If this were any normal business deal, this straightforward path would be on the tip of every Brexiteer’s tongue.  It’s the logic of any familiar real estate transaction:

“We won’t buy unless you fix the roof.”

“OK, that will cost me $25,000, so let’s add that to the price.  Ready to sign now?”

As far as I can tell, however, there isn’t a single prominent British or European politician who even mentions the possibility of letting the UK pay more to get more, much less advocates it.  Instead, we see British politicians demanding better terms for free, and Europeans saying that the current deal is Take-It-Or-Leave-It.
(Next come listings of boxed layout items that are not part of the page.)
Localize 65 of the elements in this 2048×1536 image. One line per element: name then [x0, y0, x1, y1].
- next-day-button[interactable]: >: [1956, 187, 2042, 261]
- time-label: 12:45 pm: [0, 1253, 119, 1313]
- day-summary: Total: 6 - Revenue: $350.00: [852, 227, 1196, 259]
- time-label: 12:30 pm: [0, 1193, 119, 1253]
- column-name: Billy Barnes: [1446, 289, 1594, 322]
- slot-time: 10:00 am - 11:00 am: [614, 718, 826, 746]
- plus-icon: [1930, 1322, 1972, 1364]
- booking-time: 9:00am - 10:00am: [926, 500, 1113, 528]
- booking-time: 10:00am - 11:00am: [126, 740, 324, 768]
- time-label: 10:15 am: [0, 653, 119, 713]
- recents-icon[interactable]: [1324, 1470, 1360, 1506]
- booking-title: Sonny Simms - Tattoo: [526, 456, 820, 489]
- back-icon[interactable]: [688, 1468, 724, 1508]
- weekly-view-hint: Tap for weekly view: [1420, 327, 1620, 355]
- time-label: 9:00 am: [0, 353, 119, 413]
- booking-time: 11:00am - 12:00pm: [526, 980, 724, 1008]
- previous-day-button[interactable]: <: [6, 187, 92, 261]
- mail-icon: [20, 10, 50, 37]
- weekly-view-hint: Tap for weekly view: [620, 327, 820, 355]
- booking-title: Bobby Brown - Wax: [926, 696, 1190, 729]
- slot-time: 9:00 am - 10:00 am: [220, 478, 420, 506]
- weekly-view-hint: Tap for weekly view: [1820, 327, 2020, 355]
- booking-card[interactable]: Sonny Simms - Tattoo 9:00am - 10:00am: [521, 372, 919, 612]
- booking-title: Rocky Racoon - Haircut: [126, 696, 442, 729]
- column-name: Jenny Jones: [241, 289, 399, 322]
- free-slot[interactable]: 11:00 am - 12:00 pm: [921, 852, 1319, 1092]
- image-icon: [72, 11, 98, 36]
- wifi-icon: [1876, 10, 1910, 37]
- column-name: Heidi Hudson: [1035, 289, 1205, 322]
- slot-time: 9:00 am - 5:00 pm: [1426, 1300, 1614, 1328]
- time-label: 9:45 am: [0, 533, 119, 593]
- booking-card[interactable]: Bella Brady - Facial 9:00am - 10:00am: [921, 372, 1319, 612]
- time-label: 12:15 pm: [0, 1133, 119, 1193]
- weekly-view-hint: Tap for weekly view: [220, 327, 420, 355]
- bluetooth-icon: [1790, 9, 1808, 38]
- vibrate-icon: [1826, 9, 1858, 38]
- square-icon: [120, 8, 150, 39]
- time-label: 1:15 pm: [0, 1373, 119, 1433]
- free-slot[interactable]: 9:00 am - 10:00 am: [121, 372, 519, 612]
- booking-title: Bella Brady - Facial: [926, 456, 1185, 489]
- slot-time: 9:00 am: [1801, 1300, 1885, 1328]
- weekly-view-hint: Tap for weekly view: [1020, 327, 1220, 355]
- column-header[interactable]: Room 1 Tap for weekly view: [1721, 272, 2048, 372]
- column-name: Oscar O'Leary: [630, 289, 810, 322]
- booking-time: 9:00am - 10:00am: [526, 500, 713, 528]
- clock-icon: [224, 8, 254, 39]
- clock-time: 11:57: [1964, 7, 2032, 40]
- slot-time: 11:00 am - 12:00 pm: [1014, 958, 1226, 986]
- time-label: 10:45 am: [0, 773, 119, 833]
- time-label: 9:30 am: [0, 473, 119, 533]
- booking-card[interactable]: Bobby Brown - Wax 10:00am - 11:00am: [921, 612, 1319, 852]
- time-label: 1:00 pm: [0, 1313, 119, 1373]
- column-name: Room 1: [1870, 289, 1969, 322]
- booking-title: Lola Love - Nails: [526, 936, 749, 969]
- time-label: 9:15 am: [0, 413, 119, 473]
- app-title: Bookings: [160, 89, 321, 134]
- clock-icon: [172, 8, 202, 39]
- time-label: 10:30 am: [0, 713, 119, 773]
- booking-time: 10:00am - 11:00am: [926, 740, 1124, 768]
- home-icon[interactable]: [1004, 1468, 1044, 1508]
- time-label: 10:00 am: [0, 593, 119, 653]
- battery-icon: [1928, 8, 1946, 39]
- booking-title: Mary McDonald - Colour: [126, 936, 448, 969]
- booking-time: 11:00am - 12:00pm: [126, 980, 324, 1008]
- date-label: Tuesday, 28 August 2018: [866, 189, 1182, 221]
But politics isn’t like business, you say?  I know!  I’ve been saying so for decades!  The very fact that elementary monetary bargaining on Brexit is so unthinkable is yet another symptom of the psychological chasm between the relatively rational, instrumental world of business and the irrational, expressive world of government.

Brexit now hogs the global stage, but politics is packed with look-alike impasses.  Why can’t Israelis just pay Palestinians for the land settlers have taken?  Why can’t the EU just pay Russian to withdraw from Ukraine?  Why can’t the U.S. just pay Maduro to resign – and Russia to welcome the regime change?  Indeed, why can’t Bay Area developers just pay local governments to approve a hundred more skyscrapers?  In each case, the answer is a multilateral mix of foolish pride and wishful thinking.

Since I think that Brexit is a bad idea, why am I telling its advocates how to proceed?  Because I know Brexiteers won’t listen – and even if they did, the EU wouldn’t budge.  While I can understand the failures of politics, I have near-zero ability to solve them.  Not coincidentally, this is precisely what my view predicts.